Trouble With Toast

Recipe: Spicy Poblano Burgers with Pickled Red Onions and Chipotle Cream | August 19, 2010

It is no secret that I LOVE burgers.  Yeah, yeah, I know – burgers have become both hip and cliche, with every chef from here to Timbuktu opening an eatery that specializes in his or her special brand of meat-on-bun.  But dammit, I loved burgers before they were cool.  Ever since I had my dad’s backyard version – a small but THICK patty, charred on the outside and medium rare on the inside, seasoned and served simply and usually accompanied by fresh summer corn and sliced tomatoes – I was hooked.

I seldom meet a burger I don’t enjoy, from the thin, retro double-stack (a la H&F), to the grass-fed and creatively topped (a la Farm Burger), to the over-the-top classic (a la Vortex).  This Cooking Light version caught my eye not only because of its bold spice mix, but also because it used lean sirloin yet still claimed to be moist and delicious.

It lived up to its billing – this was quite a tasty burger.  The heat of the peppers and spices was balanced nicely by the sweet-yet-sour flavor of the quickly pickled onions.  The creamy sauce was a nice touch, especially with the crunch of the onions.  A few tips: 1) The recipe talks about a grill pan, but if you have an actual grill, definitely use it (I did).  2) If you have a gas range and you feel comfortable, charring the poblanos over the “open” flame will probably be faster and yield better results than broiling.  3) The pickled onions store well in the fridge and taste yummy on a large variety of sandwiches.  Don’t get rid of the extra!

  • 2  poblano chiles
  • 1  tablespoon low-fat milk
  • 1  slice white bread, crusts removed, and torn into 1/2-inch pieces
  • 3  tablespoons minced fresh cilantro, divided
  • 1  teaspoon ground cumin
  • 1/2  teaspoon ground coriander
  • 1/2  teaspoon paprika
  • 1/2  teaspoon kosher salt, divided
  • 1/2  teaspoon freshly ground black pepper, divided
  • 1  pound ground sirloin
  • 1/2  cup light sour cream
  • 1  tablespoon minced shallots
  • 1  teaspoon  fresh lime juice
  • 1  can chipotle chiles in adobo sauce
  • Cooking spray
  • 4  (1 1/2-ounce) hamburger buns, toasted
  • 1/4  cup  pickled red onions

Preheat broiler.

Place poblano chiles on a foil-lined baking sheet, and broil for 8 minutes or until blackened, turning after 6 minutes. Place in a zip-top plastic bag; seal. Let stand 15 minutes. Peel chiles, and discard the seeds and membranes. Finely chop.
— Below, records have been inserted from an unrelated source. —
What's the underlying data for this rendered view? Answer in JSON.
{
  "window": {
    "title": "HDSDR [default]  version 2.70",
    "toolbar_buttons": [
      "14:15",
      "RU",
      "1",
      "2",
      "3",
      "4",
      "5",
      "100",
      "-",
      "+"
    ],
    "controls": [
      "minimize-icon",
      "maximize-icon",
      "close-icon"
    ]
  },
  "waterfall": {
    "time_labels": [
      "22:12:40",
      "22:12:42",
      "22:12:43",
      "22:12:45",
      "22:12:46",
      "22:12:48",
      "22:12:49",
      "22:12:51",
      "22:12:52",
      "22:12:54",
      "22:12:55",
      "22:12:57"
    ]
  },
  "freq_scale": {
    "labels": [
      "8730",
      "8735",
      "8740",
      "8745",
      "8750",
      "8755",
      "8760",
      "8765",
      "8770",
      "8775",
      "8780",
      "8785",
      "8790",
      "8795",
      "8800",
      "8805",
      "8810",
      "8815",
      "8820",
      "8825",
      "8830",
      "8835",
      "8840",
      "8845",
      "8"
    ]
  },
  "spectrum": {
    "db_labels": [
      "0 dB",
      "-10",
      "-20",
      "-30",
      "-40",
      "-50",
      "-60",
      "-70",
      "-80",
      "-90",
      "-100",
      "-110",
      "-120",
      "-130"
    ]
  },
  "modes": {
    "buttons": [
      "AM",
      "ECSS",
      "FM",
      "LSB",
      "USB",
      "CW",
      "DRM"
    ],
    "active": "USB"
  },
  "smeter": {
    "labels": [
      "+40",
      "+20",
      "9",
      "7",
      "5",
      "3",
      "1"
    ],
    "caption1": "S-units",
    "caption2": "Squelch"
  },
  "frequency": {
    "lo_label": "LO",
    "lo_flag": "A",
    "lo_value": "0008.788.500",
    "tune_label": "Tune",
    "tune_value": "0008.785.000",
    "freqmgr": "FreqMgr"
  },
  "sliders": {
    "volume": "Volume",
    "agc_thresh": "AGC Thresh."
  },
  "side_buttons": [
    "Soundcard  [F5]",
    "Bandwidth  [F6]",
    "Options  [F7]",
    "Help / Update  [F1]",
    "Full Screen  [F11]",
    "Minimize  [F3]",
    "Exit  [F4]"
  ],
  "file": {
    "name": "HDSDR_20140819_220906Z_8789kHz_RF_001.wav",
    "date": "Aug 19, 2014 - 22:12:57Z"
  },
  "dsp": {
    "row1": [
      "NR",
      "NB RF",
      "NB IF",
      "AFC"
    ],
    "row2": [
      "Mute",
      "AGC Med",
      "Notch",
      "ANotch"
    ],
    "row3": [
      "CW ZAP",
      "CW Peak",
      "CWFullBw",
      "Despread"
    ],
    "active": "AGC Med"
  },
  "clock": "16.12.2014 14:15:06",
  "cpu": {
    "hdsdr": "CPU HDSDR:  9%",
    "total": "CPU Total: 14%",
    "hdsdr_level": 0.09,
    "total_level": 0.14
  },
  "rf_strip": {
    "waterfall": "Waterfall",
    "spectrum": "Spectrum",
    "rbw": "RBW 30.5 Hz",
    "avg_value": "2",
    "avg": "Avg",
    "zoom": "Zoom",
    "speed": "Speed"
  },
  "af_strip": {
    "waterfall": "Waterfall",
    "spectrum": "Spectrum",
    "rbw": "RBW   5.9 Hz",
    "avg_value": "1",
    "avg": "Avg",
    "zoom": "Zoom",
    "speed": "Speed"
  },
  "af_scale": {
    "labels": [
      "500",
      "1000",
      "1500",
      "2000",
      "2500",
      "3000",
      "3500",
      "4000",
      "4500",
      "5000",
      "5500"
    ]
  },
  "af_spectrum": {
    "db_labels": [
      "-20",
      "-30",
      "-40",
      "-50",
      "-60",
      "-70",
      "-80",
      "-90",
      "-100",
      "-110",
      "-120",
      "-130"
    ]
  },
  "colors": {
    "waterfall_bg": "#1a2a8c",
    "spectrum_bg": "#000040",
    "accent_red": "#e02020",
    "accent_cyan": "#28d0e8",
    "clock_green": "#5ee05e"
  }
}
Combine milk and bread in a large bowl; mash bread mixture with a fork until smooth. Add poblano chile, 1 1/2 tablespoons cilantro, cumin, coriander, paprika, 1/4 teaspoon salt, 1/4 teaspoon black pepper, and beef to milk mixture, tossing gently to combine. Divide mixture into 4 equal portions, gently shaping each into a 1/2-inch-thick patty. Press a nickel-sized indentation in the center of each patty. Cover and chill until ready to grill.

Preheat grill to medium-high heat.

Combine the remaining 1 1/2 tablespoons cilantro, remaining 1/4 teaspoon salt, and remaining 1/4 teaspoon black pepper in a medium bowl. Stir in sour cream, shallots, and juice. Remove 1 chipotle pepper and 2 teaspoons adobo sauce from can; reserve remaining chipotle peppers and adobo sauce for another use. Chop chile. Stir chopped chipotle and 2 teaspoons adobo sauce into sour cream mixture. Set aside.

Place patties on a grill rack coated with cooking spray; grill 3 minutes or until grill marks appear. Carefully turn patties; grill an additional 3 minutes or until desired degree of doneness. Place 1 patty on bottom half of each bun; top each serving with 3 tablespoons chipotle cream and 1 tablespoon Pickled Red Onions.

Pickled Red Onions

  • 1/2  cup  sugar
  • 1/2  cup  rice vinegar
  • 1/2  cup  water
  • 1  jalapeño pepper, halved lengthwise
  • 2 1/2  cups  thinly vertically sliced red onion

Combine the first 4 ingredients in a medium saucepan; bring to a boil, stirring until sugar dissolves. Add onion to pan, and cover. Remove from heat, and cool to room temperature. Store in an airtight container in the refrigerator for up to 1 month.